The demographic of Africa is evolving: 36.45 million births per year. The African birth rate is especially high in sub-Saharan and central Africa. Africa surpassed the figure of one billion people in 2011. The world’s fertility record belongs to Niger, with more than 7 children/woman. The youngest population is also found in Niger with 49% under the age of 15. Nigeria will be in 2050 the third most populous country in the world with 433 million inhabitants, surpassing the United States. The adolescent fertility rate is extremely high in West and Central Africa. The average adolescent birth rate is 146 per 1,000.
Youth and employment.
Africa has 200 million young people between the ages of 15 and 24, representing 20% of the population. In 2005, 62% of the total population of Africa was under 25 years of age. If you add that the fertility rate that remains high, the result is tremendous pressure on African countries to create jobs and a scary labor pool, as Africa, like the rest of the world, faces great difficulties in getting young people into the job market. In fact, 43% of the total unemployed world population is young, while they only represent 25% of the workforce.
In Africa, 3 out of 5 unemployed people are young. 72% of the youth population lives on less than $2 a day. However, young Africans are not a homogeneous group, and their employment prospects vary by region, gender, and age, level of education, ethnicity, and health. Many young people try to escape poverty by migrating to urban areas, although this does not necessarily imply an improvement in their quality of life. In Africa, young people represent 36.9% of the workforce and 59.5% of the total unemployed, a much higher percentage than in the rest of the world. The percentage of youth unemployment in relation to the total unemployed reaches 83% in Uganda, 68% in Zimbabwe, and 56% in Burkina Faso. The youth unemployment rate tends to be higher than that of adults and affects young people who have received the most training.

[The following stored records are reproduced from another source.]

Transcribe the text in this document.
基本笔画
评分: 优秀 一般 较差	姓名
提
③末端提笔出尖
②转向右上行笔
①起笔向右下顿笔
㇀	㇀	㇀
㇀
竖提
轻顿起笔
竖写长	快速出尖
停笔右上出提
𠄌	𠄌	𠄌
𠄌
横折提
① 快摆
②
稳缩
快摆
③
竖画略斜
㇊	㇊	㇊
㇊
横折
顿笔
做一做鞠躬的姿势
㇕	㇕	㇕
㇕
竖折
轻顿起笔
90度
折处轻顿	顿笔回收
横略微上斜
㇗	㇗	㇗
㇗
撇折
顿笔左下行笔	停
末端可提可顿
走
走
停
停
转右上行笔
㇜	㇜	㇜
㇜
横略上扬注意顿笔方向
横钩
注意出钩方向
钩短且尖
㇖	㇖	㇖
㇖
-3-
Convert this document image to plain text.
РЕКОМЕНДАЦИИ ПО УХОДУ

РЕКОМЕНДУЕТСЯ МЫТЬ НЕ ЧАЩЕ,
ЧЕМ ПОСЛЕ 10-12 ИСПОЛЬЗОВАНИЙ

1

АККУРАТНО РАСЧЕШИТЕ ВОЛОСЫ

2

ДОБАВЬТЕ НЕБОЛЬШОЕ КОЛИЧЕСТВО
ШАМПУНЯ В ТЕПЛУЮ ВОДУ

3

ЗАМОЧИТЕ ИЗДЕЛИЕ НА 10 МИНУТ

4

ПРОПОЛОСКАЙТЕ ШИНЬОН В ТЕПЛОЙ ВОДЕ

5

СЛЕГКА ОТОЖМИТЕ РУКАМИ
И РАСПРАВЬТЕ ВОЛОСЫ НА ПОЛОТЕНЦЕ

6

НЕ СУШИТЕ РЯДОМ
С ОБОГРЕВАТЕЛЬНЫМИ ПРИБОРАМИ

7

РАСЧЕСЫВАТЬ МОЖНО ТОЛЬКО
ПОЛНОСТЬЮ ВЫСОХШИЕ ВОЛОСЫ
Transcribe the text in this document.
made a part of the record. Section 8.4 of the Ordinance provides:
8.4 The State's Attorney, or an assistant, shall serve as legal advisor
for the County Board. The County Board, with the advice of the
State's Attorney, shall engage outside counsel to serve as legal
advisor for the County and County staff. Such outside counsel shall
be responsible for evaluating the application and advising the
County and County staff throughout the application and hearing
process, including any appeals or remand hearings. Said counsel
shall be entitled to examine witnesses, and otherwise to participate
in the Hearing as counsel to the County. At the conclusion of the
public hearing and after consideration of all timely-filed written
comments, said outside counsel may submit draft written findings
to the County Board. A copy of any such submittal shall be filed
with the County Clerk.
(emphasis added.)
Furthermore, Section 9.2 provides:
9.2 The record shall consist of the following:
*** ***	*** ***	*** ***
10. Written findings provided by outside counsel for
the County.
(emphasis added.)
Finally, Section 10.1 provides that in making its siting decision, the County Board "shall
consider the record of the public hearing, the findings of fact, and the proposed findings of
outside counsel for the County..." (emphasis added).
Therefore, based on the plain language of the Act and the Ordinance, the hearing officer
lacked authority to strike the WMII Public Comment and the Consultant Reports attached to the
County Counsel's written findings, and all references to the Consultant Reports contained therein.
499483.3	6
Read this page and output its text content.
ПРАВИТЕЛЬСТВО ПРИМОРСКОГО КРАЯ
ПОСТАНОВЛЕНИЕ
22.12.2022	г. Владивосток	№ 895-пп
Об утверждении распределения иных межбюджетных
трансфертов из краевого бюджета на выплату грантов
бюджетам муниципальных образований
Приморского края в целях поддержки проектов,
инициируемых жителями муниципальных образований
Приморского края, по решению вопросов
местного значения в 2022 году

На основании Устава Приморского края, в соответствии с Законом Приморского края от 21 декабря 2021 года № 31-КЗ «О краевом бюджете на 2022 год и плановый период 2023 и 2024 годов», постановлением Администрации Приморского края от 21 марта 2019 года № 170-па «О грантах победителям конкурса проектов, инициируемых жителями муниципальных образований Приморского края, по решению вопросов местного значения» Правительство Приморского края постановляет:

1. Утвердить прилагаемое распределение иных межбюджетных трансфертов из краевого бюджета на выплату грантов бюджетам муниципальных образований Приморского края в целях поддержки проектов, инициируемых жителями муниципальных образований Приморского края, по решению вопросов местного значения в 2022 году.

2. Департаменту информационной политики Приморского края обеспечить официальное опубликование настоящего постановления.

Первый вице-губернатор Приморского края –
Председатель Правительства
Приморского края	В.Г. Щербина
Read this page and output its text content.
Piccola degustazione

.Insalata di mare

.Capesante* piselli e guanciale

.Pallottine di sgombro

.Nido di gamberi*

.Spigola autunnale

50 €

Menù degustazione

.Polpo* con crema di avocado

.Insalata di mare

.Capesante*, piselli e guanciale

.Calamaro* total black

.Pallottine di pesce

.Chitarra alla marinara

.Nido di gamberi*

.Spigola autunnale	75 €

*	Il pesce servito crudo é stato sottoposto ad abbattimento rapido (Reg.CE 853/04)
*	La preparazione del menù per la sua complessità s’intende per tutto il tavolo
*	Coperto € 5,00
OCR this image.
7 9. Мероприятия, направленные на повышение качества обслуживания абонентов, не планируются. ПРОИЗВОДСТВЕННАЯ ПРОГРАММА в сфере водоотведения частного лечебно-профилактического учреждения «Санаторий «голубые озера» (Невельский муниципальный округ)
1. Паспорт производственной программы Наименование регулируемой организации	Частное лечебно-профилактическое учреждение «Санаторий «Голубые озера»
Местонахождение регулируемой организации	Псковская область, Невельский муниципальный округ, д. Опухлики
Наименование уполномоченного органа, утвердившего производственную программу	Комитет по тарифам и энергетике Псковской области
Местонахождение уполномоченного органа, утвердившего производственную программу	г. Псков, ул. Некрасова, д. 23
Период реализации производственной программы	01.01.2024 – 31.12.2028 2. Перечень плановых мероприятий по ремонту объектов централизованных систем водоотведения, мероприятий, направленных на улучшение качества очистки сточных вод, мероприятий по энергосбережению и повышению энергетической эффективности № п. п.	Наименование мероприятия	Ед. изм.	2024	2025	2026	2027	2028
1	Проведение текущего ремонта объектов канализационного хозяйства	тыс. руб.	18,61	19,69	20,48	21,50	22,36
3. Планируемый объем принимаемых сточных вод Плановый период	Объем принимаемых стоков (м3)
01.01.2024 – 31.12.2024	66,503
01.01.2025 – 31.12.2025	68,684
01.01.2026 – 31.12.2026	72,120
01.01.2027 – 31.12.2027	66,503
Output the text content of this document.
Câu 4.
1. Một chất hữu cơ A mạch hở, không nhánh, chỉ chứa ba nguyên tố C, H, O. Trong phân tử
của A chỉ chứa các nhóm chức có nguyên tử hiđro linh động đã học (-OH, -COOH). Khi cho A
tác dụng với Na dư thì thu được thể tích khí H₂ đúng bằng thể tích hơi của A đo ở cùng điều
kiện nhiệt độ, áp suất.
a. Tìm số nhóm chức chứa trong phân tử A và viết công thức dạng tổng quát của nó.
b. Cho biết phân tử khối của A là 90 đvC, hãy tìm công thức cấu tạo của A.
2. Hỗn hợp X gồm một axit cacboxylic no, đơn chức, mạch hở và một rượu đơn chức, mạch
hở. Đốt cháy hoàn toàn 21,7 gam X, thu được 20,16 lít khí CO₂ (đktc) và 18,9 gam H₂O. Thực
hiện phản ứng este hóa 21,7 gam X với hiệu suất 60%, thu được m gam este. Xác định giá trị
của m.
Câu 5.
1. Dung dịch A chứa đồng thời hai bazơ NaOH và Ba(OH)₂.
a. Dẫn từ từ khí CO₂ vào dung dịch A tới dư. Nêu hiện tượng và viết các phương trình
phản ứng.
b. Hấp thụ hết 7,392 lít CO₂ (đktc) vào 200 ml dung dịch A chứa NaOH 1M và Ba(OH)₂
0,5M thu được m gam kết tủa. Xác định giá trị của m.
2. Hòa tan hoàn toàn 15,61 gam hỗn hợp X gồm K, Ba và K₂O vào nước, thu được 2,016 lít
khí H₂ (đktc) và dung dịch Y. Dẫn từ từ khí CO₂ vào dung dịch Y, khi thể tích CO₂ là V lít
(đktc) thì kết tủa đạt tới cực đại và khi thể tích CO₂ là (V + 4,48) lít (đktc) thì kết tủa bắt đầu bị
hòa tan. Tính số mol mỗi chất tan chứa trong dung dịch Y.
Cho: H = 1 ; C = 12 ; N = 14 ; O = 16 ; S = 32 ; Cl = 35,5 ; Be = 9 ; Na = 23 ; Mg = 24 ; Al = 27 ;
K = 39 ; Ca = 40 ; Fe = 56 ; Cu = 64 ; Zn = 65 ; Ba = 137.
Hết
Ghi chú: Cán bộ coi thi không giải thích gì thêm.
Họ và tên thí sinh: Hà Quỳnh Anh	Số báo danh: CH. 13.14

Unemployment also affects young women more: they are more likely not to find work. On the other hand, women work longer hours than men do. In Ethiopia, for example, women work an average of 48 hours a week compared to 32 hours a week for men. Women dedicate 36 hours of their weekly working time to housework, compared to 15 hours for men.
War against Africa?
Africa is therefore “a demographic giant.” Globalization wants to reduce the birth rate in Africa (sub-Saharan) for several reasons. It is a way of annihilating the population of the ‘Third World’, a fight for power? Many pretexts are used for this, starting with the degradation of the climate, forgetting that everywhere in the world multinational companies are at the root of the degradation of climate change. If it weren’t for the Amazon and the African rainforest, wouldn’t the world be worse than it is today?
Contraceptive methods, abortion and the like are rampant in Africa limiting the individual and social freedoms of choice that the rich claim for themselves. In Africa, there are still uninhabited spaces. By limiting births, no one will exploit these spaces; will it be so that they can be monopolized by foreign powers?
This pressure for demographics to shrink in Africa is fueling the idea that certain diseases and wars facing the continent are coming out of malicious laboratories to achieve forced demographic reduction.
African leaders and friendly countries, on the contrary, should invest to create jobs, harmonize the business world (fees and taxes) in order to attract investors, regularize the education system by promoting technical and vocational education to fight against unemployment that, to a large extent, is at the root of emigration.
Population growth is in fact a factor of development when it encounters an adequate organization of state structures that guides young people to play their role in society. It is the infernal disorganization of the institutions – despite the multiple natural resources – which condemns, for example, the vast Congolese territory to live in misery. A disorganization of a state that plays the game of foreign powers who seize its immense wealth.